Probing Gas Adsorption in Metal–Organic Framework ZIF-8 by EPR of Embedded Nitroxides

Abstract

Metal–organic frameworks (MOFs) are being increasingly considered as promising materials for gas separation and storage, yet specific interactions between gas molecules and the inner surface of pores are still not well understood. In this work, we propose a new approach for investigation of such interactions by Electron Paramagnetic Resonance (EPR). We use stable nitroxide radicals as multifunctional agents embedded into the pores of a MOF prior to the gas sorption.

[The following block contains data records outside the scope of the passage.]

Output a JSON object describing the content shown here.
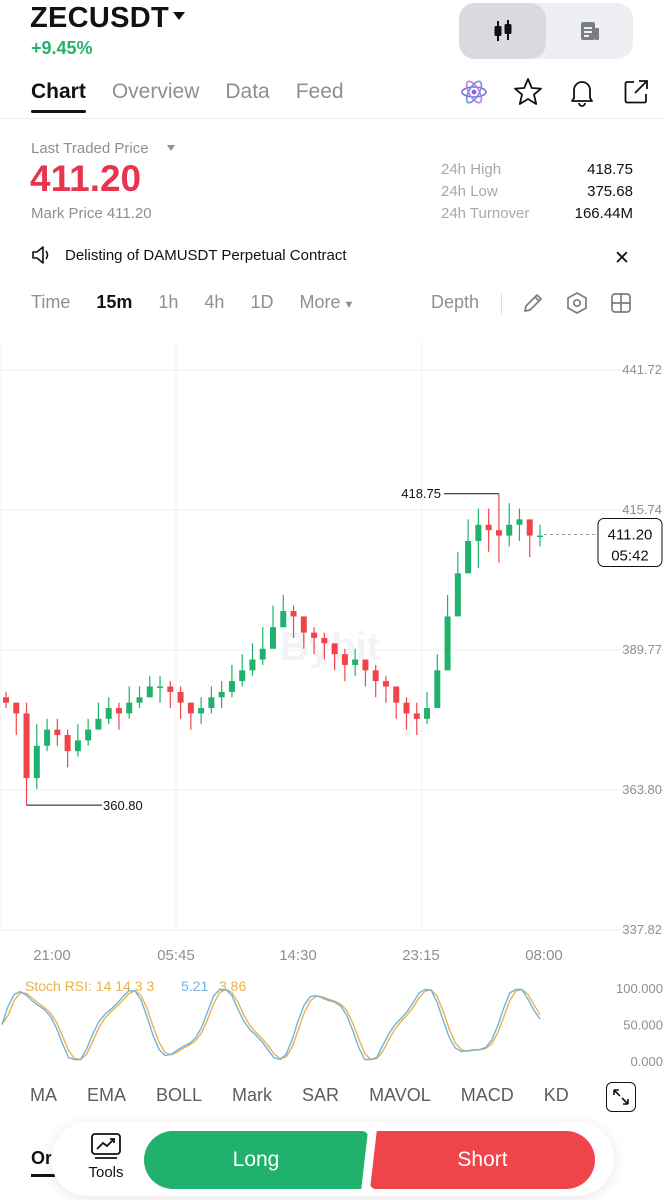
{
  "header": {
    "symbol": "ZECUSDT",
    "change": "+9.45%"
  },
  "view_toggle": [
    "candlestick-icon",
    "document-icon"
  ],
  "tabs": [
    {
      "label": "Chart",
      "active": true
    },
    {
      "label": "Overview",
      "active": false
    },
    {
      "label": "Data",
      "active": false
    },
    {
      "label": "Feed",
      "active": false
    }
  ],
  "price": {
    "ltp_label": "Last Traded Price",
    "ltp": "411.20",
    "mark": "Mark Price 411.20",
    "stats": [
      {
        "k": "24h High",
        "v": "418.75"
      },
      {
        "k": "24h Low",
        "v": "375.68"
      },
      {
        "k": "24h Turnover",
        "v": "166.44M"
      }
    ]
  },
  "notice": "Delisting of DAMUSDT Perpetual Contract",
  "toolbar": {
    "intervals": [
      {
        "label": "Time",
        "selected": false
      },
      {
        "label": "15m",
        "selected": true
      },
      {
        "label": "1h",
        "selected": false
      },
      {
        "label": "4h",
        "selected": false
      },
      {
        "label": "1D",
        "selected": false
      }
    ],
    "more": "More",
    "depth": "Depth"
  },
  "chart_data": {
    "type": "candlestick",
    "y_ticks": [
      "441.72",
      "415.74",
      "389.77",
      "363.80",
      "337.82"
    ],
    "ylim": [
      337.82,
      441.72
    ],
    "x_ticks": [
      "21:00",
      "05:45",
      "14:30",
      "23:15",
      "08:00"
    ],
    "high_label": "418.75",
    "low_label": "360.80",
    "last_price": "411.20",
    "countdown": "05:42",
    "watermark": "Bybit",
    "closes": [
      380,
      378,
      366,
      372,
      375,
      374,
      371,
      373,
      375,
      377,
      379,
      378,
      380,
      381,
      383,
      383,
      382,
      380,
      378,
      379,
      381,
      382,
      384,
      386,
      388,
      390,
      394,
      397,
      396,
      393,
      392,
      391,
      389,
      387,
      388,
      386,
      384,
      383,
      380,
      378,
      377,
      379,
      386,
      396,
      404,
      410,
      413,
      412,
      411,
      413,
      414,
      411,
      411
    ],
    "lows": [
      379,
      374,
      361,
      364,
      371,
      372,
      368,
      370,
      372,
      375,
      376,
      375,
      377,
      379,
      381,
      380,
      379,
      377,
      375,
      376,
      378,
      379,
      381,
      383,
      385,
      387,
      391,
      394,
      392,
      390,
      389,
      388,
      386,
      384,
      385,
      383,
      381,
      380,
      377,
      375,
      374,
      376,
      383,
      392,
      400,
      404,
      405,
      408,
      406,
      409,
      410,
      407,
      409
    ],
    "highs": [
      382,
      380,
      380,
      376,
      377,
      377,
      375,
      376,
      377,
      380,
      381,
      380,
      383,
      383,
      385,
      385,
      384,
      383,
      380,
      381,
      383,
      384,
      387,
      389,
      391,
      394,
      398,
      400,
      398,
      396,
      394,
      393,
      391,
      390,
      390,
      388,
      387,
      385,
      383,
      381,
      380,
      382,
      389,
      400,
      408,
      414,
      416,
      416,
      418.75,
      417,
      416,
      414,
      413
    ],
    "stoch_label": "Stoch RSI: 14 14 3 3",
    "stoch_k": "5.21",
    "stoch_d": "3.86",
    "stoch_ticks": [
      "100.000",
      "50.000",
      "0.000"
    ]
  },
  "indicators": [
    "MA",
    "EMA",
    "BOLL",
    "Mark",
    "SAR",
    "MAVOL",
    "MACD",
    "KD"
  ],
  "bottom": {
    "tab": "Or",
    "tools": "Tools",
    "long": "Long",
    "short": "Short"
  },
  "colors": {
    "up": "#20b26c",
    "down": "#ef454a",
    "stoch_k": "#6fb4e2",
    "stoch_d": "#e9b24a"
  }
}
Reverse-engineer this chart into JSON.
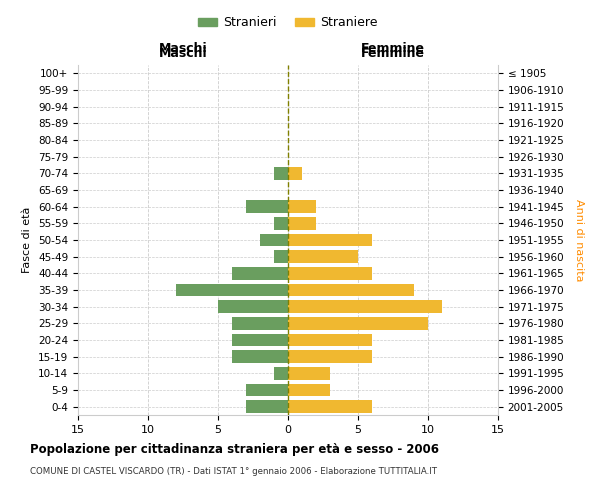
{
  "age_groups": [
    "0-4",
    "5-9",
    "10-14",
    "15-19",
    "20-24",
    "25-29",
    "30-34",
    "35-39",
    "40-44",
    "45-49",
    "50-54",
    "55-59",
    "60-64",
    "65-69",
    "70-74",
    "75-79",
    "80-84",
    "85-89",
    "90-94",
    "95-99",
    "100+"
  ],
  "birth_years": [
    "2001-2005",
    "1996-2000",
    "1991-1995",
    "1986-1990",
    "1981-1985",
    "1976-1980",
    "1971-1975",
    "1966-1970",
    "1961-1965",
    "1956-1960",
    "1951-1955",
    "1946-1950",
    "1941-1945",
    "1936-1940",
    "1931-1935",
    "1926-1930",
    "1921-1925",
    "1916-1920",
    "1911-1915",
    "1906-1910",
    "≤ 1905"
  ],
  "males": [
    3,
    3,
    1,
    4,
    4,
    4,
    5,
    8,
    4,
    1,
    2,
    1,
    3,
    0,
    1,
    0,
    0,
    0,
    0,
    0,
    0
  ],
  "females": [
    6,
    3,
    3,
    6,
    6,
    10,
    11,
    9,
    6,
    5,
    6,
    2,
    2,
    0,
    1,
    0,
    0,
    0,
    0,
    0,
    0
  ],
  "male_color": "#6a9e5f",
  "female_color": "#f0b830",
  "background_color": "#ffffff",
  "grid_color": "#cccccc",
  "title": "Popolazione per cittadinanza straniera per età e sesso - 2006",
  "subtitle": "COMUNE DI CASTEL VISCARDO (TR) - Dati ISTAT 1° gennaio 2006 - Elaborazione TUTTITALIA.IT",
  "xlabel_left": "Maschi",
  "xlabel_right": "Femmine",
  "ylabel_left": "Fasce di età",
  "ylabel_right": "Anni di nascita",
  "legend_male": "Stranieri",
  "legend_female": "Straniere",
  "xlim": 15,
  "center_line_color": "#808000"
}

They act as EPR-active reporters, and simultaneously as competitor molecules during the gas adsorption process. We exemplify this approach using a ZIF-8 framework, nitroxide TEMPO ((2,2,6,6-tetramethylpiperidin-1-yl)oxyl), and CO2, N2, and O2 gases. The mobility of nitroxide monitored by continuous wave EPR behaves differently upon adsorption of each of these gases. In particular, a noticeable increase of mobility in the presence of CO2 reveals the weakening of guest–host interactions TEMPO–MOF induced by CO2, which was qualitatively supported by molecular dynamic calculations. The nitroxides can be embedded in MOFs postsynthetically, and their negligible amounts (≤1 per 1000 cells) are required due to a high sensitivity of EPR. Therefore, the proposed approach is sufficiently versatile and might find broad applications for various MOFs.